Barajların kuruması su kıtlığının göstergesi mi yoksa plansızlık mı?

Abone Ol

Ülkemiz, geçmişte yaşadığı kuraklık ve su kıtlığı sorunlarını şimdilerde barajlardaki su seviyelerinin hızla düşmesiyle tekrardan yaşayacak gibi görünüyor. Özellikle büyük şehirlerdeki barajların kuruması, sadece insanlara su temini açısından değil, aynı zamanda ekosistem, tarım, enerji üretimi gibi birçok alanda da tehditler oluşturuyor. Ancak, barajların kuruması sadece gereksiz su tüketiminin değil aynı zamanda iklim değişikliği ve plansızlıkların bir sonucu da olabilir.  

İklim değişikliği dünya genelinde kuraklıklarla etkisini göstermeye devam ediyor. Yağışların düzensizleşmesi, bazı bölgelerde ani sel olayları bazı yerlerde ise yağış olmaması gibi günümüz çevre afetlerinin yaşanmasına sebep olabiliyor. Türkiye’de ise bu durum özellikle büyük şehirlerin olduğunu bölgelerdeki barajlarda su seviyelerin kritik oranda düşmesine sebep oldu. Gelişen bu durumlarla birlikte yer altı kaynakları da tükeniyor. Sonucunda ise doluluk oranlarının düşmesiyle neredeyse her mevsimde su temini sorunu yaşanıyor.

Yoğun nüfusun olduğu büyük şehirlerde su kaynakları oldukça fazla kullanılıyor. İstanbul, Ankara, İzmir gibi Türkiye’nin üç büyük metropolünde artan nüfus ve iş yoğunluğu, barajlardaki su seviyelerinin düşmesinde önemli bir faktör. Bu şehirlerde kullanılan barajlar öncelikle su temini ardından ise sulama, hidroelektrik enerji üretimi gibi farklı ihtiyaçlar için de kullanılabiliyor. Ancak bu kaynakların kullanımı zaman zaman plansızlıktan verimsiz olabiliyor.

Türkiye’deki bazı barajlar, kuraklık dönemlerinde bile yeterli su kapasitesine sahipken bu suyun plansızca kullanımı, barajların bakımsızlığı ya da bölgenin yeterli yağış almamasından kaynaklı olarak su seviyelerinin düşmesine sebep oluyor. Ayrıca barajların çevresinde bulunan fabrikalar ve inşaatlar suyun doğal yollarla beslenmesini engelleyebiliyor.

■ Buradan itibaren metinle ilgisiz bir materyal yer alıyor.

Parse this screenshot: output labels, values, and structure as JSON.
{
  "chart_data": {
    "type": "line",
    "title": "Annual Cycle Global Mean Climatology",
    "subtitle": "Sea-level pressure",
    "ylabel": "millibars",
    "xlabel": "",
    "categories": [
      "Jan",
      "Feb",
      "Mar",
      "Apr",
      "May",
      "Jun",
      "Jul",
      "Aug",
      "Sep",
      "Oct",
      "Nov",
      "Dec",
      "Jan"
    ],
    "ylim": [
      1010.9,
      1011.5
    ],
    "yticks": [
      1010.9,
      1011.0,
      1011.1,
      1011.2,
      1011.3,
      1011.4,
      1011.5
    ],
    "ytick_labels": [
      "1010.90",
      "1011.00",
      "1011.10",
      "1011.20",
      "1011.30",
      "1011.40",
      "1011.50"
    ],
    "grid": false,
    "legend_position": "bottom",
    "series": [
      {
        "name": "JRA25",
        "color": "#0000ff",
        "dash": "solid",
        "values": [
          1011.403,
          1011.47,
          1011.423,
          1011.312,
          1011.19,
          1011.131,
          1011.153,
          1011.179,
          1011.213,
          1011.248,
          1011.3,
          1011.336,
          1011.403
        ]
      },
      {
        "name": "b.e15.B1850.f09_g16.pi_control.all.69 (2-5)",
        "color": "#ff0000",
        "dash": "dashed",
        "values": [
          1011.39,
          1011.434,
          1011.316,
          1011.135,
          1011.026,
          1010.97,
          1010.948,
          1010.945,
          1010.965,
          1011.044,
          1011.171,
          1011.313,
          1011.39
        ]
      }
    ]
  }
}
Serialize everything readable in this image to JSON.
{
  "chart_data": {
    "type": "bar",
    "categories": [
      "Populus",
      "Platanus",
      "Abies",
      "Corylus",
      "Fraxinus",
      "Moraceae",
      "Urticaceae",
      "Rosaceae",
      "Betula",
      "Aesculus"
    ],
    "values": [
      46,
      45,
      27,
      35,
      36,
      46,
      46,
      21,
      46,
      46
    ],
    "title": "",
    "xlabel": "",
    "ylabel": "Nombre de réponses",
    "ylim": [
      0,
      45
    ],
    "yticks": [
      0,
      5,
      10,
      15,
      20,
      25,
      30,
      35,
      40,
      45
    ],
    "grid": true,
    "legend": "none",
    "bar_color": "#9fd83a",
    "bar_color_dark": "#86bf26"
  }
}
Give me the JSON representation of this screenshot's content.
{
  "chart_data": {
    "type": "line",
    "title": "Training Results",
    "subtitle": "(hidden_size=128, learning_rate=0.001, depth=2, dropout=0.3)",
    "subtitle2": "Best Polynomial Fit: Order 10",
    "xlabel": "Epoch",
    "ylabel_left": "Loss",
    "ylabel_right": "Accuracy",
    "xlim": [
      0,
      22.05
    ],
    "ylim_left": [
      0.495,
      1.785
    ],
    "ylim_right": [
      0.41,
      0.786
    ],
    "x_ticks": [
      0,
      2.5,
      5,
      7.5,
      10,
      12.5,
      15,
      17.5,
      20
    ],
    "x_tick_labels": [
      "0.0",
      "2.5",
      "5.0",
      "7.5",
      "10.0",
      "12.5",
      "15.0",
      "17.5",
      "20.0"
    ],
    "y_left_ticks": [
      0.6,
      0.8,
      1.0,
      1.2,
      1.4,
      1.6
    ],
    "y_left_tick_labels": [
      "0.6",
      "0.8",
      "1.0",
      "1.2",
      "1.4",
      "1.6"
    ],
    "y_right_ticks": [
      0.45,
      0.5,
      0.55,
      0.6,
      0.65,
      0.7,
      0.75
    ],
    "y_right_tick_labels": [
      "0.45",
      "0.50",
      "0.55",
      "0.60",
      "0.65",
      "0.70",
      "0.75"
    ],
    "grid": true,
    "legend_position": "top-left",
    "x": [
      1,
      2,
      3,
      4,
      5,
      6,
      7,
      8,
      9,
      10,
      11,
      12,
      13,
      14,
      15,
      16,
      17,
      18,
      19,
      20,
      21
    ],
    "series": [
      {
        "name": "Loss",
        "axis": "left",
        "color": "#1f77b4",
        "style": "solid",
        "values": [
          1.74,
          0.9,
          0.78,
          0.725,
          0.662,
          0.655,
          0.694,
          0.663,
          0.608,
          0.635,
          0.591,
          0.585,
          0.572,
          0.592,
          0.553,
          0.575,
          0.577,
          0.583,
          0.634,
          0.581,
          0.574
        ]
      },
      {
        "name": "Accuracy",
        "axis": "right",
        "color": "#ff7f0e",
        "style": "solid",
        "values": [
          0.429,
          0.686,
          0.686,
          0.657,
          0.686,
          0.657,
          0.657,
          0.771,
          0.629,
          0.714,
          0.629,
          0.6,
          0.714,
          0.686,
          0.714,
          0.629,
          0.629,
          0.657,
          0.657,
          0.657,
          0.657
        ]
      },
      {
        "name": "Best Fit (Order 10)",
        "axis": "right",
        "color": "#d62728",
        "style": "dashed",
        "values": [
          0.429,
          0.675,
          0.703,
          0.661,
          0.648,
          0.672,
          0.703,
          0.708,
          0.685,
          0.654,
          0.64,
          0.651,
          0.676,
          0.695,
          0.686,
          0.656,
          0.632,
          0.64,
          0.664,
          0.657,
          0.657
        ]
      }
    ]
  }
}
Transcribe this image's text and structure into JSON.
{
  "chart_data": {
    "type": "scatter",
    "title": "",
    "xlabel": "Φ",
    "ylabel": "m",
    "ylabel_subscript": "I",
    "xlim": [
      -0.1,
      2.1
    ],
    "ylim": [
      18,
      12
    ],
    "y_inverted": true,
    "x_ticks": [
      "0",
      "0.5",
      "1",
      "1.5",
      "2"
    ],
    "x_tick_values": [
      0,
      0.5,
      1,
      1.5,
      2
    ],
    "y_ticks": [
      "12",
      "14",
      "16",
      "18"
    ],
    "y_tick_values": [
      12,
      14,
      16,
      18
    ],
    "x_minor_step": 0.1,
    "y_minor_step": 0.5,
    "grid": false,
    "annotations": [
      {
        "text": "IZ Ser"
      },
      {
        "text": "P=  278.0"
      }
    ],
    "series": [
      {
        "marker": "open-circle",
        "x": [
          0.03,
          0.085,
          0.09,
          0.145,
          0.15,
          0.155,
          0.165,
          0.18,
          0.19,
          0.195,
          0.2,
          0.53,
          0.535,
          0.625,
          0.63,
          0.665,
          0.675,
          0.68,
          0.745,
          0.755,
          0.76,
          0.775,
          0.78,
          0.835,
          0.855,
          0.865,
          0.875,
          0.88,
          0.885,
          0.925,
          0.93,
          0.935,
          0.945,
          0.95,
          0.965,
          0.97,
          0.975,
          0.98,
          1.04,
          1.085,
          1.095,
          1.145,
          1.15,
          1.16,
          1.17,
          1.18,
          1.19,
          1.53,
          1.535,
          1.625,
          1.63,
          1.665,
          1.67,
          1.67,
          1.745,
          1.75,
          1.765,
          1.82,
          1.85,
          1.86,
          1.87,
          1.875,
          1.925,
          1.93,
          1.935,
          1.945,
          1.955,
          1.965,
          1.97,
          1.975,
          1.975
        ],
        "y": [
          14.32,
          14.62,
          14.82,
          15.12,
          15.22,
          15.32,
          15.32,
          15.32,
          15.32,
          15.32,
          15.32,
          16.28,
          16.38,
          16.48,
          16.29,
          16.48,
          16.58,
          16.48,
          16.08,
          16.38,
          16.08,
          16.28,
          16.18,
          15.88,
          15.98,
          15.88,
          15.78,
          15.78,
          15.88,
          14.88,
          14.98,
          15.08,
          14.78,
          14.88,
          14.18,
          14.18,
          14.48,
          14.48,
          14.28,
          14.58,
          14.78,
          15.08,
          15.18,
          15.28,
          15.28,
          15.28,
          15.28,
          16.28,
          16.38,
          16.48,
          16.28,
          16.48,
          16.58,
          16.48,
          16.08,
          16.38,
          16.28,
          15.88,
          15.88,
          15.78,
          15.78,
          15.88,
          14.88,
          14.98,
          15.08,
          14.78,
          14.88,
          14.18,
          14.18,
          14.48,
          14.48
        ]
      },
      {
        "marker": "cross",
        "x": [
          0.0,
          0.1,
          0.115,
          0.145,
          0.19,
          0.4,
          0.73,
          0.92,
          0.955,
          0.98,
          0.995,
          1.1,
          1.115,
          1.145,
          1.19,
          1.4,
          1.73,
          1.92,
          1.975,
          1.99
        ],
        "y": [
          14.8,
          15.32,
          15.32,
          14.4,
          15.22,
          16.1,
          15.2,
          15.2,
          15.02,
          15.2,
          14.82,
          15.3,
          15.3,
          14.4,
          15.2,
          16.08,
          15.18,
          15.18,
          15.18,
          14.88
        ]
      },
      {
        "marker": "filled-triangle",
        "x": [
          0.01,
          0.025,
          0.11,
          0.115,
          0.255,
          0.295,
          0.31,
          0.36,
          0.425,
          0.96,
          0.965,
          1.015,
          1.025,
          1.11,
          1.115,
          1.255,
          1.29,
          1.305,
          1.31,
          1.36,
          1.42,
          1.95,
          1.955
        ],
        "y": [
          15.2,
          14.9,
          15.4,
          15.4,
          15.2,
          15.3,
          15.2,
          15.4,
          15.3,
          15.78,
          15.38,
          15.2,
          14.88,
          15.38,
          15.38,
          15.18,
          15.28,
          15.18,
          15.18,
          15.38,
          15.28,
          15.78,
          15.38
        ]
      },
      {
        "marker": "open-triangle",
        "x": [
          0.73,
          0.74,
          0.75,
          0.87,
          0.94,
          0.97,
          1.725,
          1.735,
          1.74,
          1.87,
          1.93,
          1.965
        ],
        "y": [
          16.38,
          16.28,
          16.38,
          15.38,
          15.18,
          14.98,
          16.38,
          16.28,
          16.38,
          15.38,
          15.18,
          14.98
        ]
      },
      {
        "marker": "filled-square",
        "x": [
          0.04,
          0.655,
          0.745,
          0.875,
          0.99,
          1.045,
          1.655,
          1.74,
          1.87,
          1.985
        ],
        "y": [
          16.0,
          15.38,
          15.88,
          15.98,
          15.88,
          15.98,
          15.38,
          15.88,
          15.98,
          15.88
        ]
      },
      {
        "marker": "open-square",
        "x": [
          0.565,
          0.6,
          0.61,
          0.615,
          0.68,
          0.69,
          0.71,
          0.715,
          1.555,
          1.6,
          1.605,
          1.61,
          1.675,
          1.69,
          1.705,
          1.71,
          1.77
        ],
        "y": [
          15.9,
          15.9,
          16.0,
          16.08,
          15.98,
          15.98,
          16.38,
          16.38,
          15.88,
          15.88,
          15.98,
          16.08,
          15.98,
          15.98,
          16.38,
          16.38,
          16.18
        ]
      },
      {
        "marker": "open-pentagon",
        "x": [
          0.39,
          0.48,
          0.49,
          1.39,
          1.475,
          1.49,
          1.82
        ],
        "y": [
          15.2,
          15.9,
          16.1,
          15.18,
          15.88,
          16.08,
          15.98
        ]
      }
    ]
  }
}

Barajların kuruması sadece doğanın bize bir uyarısı değil aynı zamanda geleceğimizi de nasıl görmek istediğimize dair bir işaret. Yaşadığımız yerleri korumak ve gelecek nesillere yaşanabilir bir dünya bırakmak için herkesin üstüne düşen görevi yerine getirmeli. Geleceğimizi koruma altına almak için atılacak adımlar oldukça önemli. Sadece suyun korunmasına yönelik değil, aynı zamanda ekosistemin, tarımın ve enerji üretiminin geleceğine de katkı sağlayacak. Unutmayın, su hayattır… Bu hayat bir daha geri gelmeyecek!